このようにして形成されたものが、中学受験における『織田信長』の概念知識です。そして、この概念知識は目的によって異なります。大学受験に必要な概念知識は、中学受験のそれとは異なります。それぞれの目的に応じた『概念知識』を身につける必要があるのです。
これは社会という科目に限った話ではありません。あらゆる学習や場面において、それぞれに応じた『概念知識』が存在します。目的に即した形で的確に概念知識を習得することが、非常に重要です。
社会科では、以上の考え方に基づいて授業を進めています。現在、5年生の授業では、新しい単元を扱う際、まずその分野に関連する入試問題を抜粋したプリントを配付し、目を通してもらっています。もちろん、この段階ではほとんど解くことができません。
その後、入試問題を解くために必要な基本知識を説明し、覚えるべき事項をノートにまとめてもらいます。次に、基本事項を整理した『社会トレーニング』というプリントに取り組んでもらいます。このプリントで基本事項を確認した後、最初に配付した入試問題に再度挑戦します。
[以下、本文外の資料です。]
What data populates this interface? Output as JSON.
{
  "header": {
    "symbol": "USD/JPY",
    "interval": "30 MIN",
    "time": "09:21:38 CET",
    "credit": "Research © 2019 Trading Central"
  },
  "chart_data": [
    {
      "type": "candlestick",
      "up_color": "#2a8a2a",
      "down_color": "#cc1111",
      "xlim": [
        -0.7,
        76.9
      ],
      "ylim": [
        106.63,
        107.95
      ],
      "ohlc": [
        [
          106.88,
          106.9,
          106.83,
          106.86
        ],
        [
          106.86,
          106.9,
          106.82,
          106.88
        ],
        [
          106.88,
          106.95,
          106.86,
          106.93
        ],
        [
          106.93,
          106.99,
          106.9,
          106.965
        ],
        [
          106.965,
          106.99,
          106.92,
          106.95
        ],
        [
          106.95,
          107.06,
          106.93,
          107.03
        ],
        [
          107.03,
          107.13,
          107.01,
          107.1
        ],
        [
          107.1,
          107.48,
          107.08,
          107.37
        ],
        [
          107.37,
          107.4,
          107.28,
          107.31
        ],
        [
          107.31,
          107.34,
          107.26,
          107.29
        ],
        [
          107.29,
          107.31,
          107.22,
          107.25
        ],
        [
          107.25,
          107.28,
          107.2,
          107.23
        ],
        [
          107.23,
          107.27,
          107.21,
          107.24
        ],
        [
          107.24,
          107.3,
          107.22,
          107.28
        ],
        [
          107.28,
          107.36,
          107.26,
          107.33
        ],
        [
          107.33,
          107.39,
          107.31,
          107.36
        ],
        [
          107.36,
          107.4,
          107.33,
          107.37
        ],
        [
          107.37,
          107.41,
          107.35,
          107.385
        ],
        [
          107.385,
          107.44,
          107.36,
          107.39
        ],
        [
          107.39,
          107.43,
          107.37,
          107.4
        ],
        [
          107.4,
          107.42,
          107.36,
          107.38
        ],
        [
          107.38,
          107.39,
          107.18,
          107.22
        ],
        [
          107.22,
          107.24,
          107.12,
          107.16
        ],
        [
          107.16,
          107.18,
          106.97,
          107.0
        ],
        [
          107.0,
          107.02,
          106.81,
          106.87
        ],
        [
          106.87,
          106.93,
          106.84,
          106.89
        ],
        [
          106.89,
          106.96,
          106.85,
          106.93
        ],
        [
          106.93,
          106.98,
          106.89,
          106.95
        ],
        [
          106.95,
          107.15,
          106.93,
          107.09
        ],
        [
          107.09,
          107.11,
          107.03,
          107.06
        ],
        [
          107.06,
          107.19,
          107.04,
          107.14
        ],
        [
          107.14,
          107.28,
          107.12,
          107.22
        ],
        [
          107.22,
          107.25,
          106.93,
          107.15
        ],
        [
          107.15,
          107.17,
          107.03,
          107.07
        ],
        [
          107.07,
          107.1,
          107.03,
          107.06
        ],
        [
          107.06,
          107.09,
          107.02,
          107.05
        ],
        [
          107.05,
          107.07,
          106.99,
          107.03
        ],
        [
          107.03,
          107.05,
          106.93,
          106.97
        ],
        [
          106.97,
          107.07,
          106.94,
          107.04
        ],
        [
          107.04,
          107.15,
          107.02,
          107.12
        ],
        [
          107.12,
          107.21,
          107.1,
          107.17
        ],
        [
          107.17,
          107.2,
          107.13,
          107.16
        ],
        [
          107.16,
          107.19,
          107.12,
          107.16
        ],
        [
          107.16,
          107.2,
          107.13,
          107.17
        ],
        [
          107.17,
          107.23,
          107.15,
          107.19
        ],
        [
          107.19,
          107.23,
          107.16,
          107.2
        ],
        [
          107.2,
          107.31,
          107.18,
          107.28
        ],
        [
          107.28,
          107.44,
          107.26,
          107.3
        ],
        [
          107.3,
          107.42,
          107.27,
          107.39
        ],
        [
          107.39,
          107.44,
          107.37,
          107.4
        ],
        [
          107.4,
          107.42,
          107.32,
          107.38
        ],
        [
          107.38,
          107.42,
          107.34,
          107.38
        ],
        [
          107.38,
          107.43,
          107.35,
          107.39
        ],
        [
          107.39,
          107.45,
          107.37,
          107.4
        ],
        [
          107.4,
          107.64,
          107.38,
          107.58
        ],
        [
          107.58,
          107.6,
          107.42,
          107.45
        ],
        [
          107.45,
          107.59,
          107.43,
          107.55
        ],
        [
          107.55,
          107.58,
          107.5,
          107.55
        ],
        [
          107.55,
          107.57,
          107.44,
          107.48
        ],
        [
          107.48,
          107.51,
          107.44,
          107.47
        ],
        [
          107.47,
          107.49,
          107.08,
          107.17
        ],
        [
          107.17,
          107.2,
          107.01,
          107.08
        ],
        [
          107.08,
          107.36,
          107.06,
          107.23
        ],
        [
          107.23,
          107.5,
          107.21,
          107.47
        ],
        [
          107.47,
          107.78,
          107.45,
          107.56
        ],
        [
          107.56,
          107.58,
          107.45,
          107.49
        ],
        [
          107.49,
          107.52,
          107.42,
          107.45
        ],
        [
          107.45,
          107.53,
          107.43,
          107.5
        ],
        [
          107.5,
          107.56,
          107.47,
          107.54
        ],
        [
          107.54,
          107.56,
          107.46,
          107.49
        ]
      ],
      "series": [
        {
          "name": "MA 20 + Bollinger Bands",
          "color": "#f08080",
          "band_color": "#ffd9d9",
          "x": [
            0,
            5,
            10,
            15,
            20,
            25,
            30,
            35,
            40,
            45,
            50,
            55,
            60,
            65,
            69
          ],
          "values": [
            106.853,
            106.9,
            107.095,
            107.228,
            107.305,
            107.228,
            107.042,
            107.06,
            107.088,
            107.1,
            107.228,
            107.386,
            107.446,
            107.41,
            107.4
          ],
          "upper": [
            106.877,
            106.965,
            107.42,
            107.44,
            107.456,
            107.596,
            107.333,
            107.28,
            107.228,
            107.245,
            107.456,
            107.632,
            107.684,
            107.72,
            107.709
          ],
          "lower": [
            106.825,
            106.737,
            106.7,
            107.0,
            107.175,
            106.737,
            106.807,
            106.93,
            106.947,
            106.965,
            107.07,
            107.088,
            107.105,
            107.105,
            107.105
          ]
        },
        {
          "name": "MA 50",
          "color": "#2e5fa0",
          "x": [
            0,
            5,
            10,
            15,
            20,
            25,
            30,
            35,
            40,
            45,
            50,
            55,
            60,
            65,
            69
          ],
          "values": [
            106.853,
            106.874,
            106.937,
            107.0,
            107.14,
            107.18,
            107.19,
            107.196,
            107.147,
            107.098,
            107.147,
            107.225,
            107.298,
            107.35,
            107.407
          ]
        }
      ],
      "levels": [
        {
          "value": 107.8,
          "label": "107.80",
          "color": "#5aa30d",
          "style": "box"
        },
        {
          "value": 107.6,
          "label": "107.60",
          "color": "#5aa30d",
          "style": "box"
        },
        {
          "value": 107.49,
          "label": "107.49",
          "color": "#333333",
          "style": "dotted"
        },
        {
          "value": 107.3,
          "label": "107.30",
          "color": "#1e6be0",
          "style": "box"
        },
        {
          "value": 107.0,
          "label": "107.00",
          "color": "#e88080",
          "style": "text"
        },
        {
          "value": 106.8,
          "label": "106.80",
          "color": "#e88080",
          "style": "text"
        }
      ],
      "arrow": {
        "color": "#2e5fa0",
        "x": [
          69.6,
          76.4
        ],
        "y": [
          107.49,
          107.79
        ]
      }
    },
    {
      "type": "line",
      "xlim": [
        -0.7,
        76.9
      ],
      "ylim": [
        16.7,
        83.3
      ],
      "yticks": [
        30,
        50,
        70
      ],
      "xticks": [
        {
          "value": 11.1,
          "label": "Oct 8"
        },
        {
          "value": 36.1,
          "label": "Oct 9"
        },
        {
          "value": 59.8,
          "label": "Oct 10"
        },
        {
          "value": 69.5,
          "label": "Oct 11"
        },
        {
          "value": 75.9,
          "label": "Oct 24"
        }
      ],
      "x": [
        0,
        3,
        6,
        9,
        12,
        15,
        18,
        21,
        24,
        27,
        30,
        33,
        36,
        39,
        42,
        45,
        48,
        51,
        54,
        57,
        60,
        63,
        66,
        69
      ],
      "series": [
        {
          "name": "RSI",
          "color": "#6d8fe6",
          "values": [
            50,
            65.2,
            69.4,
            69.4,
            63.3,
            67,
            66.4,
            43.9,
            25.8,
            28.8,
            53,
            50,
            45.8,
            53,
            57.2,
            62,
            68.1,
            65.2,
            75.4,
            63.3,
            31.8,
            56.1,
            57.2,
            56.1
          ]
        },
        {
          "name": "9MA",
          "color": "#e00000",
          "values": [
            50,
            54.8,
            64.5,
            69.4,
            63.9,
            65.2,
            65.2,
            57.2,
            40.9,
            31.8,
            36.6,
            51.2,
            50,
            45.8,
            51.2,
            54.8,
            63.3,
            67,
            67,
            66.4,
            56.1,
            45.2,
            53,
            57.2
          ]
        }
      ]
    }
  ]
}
この一連の流れは、入試問題において基本事項がどのように問われるのかを具体的に理解し、学ぶべき内容を明確にすることを目的としています。
また、覚えた内容については翌週の授業でテストを実施し、思い出す機会を設けています。これについては過去の記事で詳しく述べておりますので、そちらをご参照ください。→「記憶練習」について
以上のように、時間をかけて丁寧に指導を行っております。そのため、授業の進度が遅いと感じられる場合もあるかと思いますが、ご理解いただけますと幸いです。